- Born: Betty Jane Willis March 10, 1941 Mississippi, United States
- Origin: Santa Ana, California
- Died: January 1, 2018 (aged 76) Santa Ana, California
- Genres: Soul music, rhythm and blues
- Occupations: Singer, postal worker

= Betty Willis (singer) =

Betty Jane Willis (March 10, 1941 – January 1, 2018) was an American soul singer in the 1960s.

==Biography==
Born on a farm in Mississippi, Willis moved with her family to Fresno, California, when she was two. In the early 1960s, she moved to Santa Ana and sang in Los Angeles-area nightclubs. Singer Bill Medley, whose career with The Righteous Brothers was just beginning, was told about Willis. Medley and Willis recorded a song together at Gold Star Studios, but it was never released. However, her voice and association with the studio drew notice from producers Phil Spector and Leon Russell, who retooled the country song "Act Naturally" into a rhythm and blues version for Willis in 1965. As part of the duo Betty and Ray, with Ray Lockhart, she also made several other recordings. Her last known recording was in 1968.

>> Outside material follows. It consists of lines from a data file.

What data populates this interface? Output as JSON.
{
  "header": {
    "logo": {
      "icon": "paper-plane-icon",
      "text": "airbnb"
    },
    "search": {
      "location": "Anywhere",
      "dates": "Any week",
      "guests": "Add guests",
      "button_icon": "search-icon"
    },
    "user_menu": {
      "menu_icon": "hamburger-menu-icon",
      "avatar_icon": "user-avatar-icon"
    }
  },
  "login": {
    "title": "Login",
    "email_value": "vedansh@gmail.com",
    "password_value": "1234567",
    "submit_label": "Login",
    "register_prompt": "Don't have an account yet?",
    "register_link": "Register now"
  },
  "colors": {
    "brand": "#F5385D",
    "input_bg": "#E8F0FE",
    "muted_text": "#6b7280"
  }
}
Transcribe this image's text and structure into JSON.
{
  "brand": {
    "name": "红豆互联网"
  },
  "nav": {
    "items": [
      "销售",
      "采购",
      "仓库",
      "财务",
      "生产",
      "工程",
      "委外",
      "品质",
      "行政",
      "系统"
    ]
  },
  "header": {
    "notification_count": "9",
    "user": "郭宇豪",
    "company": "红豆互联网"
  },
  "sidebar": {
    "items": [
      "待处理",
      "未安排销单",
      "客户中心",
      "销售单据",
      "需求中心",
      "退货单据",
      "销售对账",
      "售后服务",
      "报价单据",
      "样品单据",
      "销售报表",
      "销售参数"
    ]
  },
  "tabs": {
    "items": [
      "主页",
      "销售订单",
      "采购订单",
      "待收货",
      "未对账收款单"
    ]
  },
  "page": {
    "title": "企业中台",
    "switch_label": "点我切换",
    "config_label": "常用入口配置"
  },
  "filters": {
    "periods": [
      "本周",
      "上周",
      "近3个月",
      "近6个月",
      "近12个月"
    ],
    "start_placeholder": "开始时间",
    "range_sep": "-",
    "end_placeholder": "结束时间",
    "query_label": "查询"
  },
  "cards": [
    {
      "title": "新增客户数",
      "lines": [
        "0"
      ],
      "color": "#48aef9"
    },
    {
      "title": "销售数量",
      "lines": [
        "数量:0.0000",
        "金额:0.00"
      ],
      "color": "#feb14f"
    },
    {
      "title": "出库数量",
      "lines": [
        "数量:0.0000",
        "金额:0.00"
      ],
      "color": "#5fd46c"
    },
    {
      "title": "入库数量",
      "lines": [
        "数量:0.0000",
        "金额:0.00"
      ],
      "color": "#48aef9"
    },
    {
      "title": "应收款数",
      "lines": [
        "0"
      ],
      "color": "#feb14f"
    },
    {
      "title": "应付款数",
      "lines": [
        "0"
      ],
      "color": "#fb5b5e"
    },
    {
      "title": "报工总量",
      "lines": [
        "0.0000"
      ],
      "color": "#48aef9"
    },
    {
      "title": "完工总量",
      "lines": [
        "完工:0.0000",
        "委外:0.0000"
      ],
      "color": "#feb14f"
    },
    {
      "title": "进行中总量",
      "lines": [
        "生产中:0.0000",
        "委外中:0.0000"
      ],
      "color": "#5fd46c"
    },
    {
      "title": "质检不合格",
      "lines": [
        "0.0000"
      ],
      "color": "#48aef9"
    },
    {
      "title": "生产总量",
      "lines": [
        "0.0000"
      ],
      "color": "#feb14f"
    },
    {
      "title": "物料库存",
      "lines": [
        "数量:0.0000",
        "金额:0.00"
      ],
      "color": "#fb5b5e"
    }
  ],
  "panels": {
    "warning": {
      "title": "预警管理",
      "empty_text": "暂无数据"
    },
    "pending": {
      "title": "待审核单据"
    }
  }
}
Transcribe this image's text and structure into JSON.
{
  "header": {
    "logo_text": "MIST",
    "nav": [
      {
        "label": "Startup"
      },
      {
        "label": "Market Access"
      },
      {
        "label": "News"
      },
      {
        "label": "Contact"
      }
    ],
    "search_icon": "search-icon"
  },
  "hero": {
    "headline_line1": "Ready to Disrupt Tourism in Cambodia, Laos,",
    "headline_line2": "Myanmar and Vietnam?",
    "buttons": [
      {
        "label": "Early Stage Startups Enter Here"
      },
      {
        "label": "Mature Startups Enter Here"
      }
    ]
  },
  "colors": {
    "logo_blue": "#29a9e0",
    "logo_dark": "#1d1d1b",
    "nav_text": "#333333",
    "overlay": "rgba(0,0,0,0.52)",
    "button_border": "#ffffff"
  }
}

According to her daughter, Willis enjoyed a singing career but did not want to be part of the music industry. She also grew frustrated when paperwork was mishandled that scuttled an Africa music tour. She briefly worked in a factory before becoming a postal worker in the 1980s and retired after 37 years.

==Personal life==
Despite having family in Santa Ana, Willis chose to mostly live on the street in retirement. She slept outside a fabric shop, arriving after the shop closed and leaving before it opened.

==Death==
Early on January 1, 2018, Willis was assaulted by Rosendo Xo Pec, a homeless man who attempted to rape her. She was hit repeatedly on the head and strangled to death, before police arrived to apprehend her attacker. Willis was 76.

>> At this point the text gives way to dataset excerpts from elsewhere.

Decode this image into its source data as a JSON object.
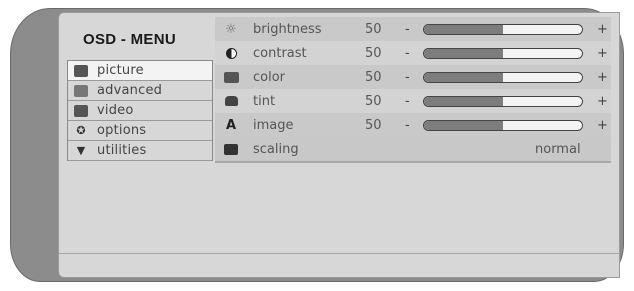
{
  "osd": {
    "title": "OSD - MENU"
  },
  "nav": {
    "items": [
      {
        "label": "picture",
        "icon": "monitor-icon",
        "active": true
      },
      {
        "label": "advanced",
        "icon": "advanced-icon",
        "active": false
      },
      {
        "label": "video",
        "icon": "video-camera-icon",
        "active": false
      },
      {
        "label": "options",
        "icon": "options-icon",
        "active": false
      },
      {
        "label": "utilities",
        "icon": "utilities-icon",
        "active": false
      }
    ]
  },
  "settings": {
    "rows": [
      {
        "label": "brightness",
        "value": "50",
        "level": 0.5,
        "icon": "sun-icon"
      },
      {
        "label": "contrast",
        "value": "50",
        "level": 0.5,
        "icon": "contrast-icon"
      },
      {
        "label": "color",
        "value": "50",
        "level": 0.5,
        "icon": "color-icon"
      },
      {
        "label": "tint",
        "value": "50",
        "level": 0.5,
        "icon": "tint-icon"
      },
      {
        "label": "image",
        "value": "50",
        "level": 0.5,
        "icon": "image-icon"
      }
    ],
    "scaling": {
      "label": "scaling",
      "value": "normal",
      "icon": "scaling-icon"
    },
    "minus_symbol": "-",
    "plus_symbol": "+"
  },
  "colors": {
    "bezel": "#8c8c8c",
    "screen": "#d7d7d7",
    "bar_fill": "#7d7d7d",
    "active_item": "#f3f3f3"
  }
}
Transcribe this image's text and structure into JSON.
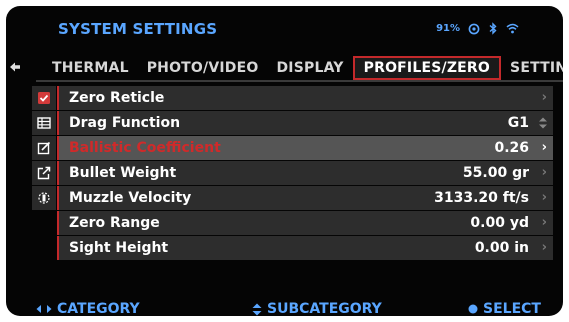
{
  "title": "SYSTEM SETTINGS",
  "status": {
    "battery": "91%"
  },
  "tabs": [
    {
      "label": "THERMAL",
      "active": false
    },
    {
      "label": "PHOTO/VIDEO",
      "active": false
    },
    {
      "label": "DISPLAY",
      "active": false
    },
    {
      "label": "PROFILES/ZERO",
      "active": true
    },
    {
      "label": "SETTINGS",
      "active": false
    }
  ],
  "rows": [
    {
      "icon": "checkbox-checked-icon",
      "label": "Zero Reticle",
      "value": "",
      "control": "chevron-right-icon",
      "selected": false
    },
    {
      "icon": "table-icon",
      "label": "Drag Function",
      "value": "G1",
      "control": "up-down-arrows-icon",
      "selected": false
    },
    {
      "icon": "edit-box-icon",
      "label": "Ballistic Coefficient",
      "value": "0.26",
      "control": "chevron-right-icon",
      "selected": true
    },
    {
      "icon": "export-icon",
      "label": "Bullet Weight",
      "value": "55.00 gr",
      "control": "chevron-right-icon",
      "selected": false
    },
    {
      "icon": "velocity-icon",
      "label": "Muzzle Velocity",
      "value": "3133.20 ft/s",
      "control": "chevron-right-icon",
      "selected": false
    },
    {
      "icon": "",
      "label": "Zero Range",
      "value": "0.00 yd",
      "control": "chevron-right-icon",
      "selected": false
    },
    {
      "icon": "",
      "label": "Sight Height",
      "value": "0.00 in",
      "control": "chevron-right-icon",
      "selected": false
    }
  ],
  "footer": {
    "category": "CATEGORY",
    "subcategory": "SUBCATEGORY",
    "select": "SELECT"
  },
  "colors": {
    "accent_blue": "#5aa6ff",
    "accent_red": "#c4292b"
  }
}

On August 31, 2022, 56 months after the murder of Betty Willis, Los Angeles Magazine published a lengthy feature on the apparent lack of justice in the Willis case. The main focus of the article was that more than four and a half years have passed since the man charged with her rape and murder was taken into custody. The piece points out that, as of summer 2022, the suspect in the January 2018 murder has yet to be prosecuted for the alleged killing of Willis.

The perpetrator was eventually found guilty and sentenced to a term of life without parole on September 29, 2023.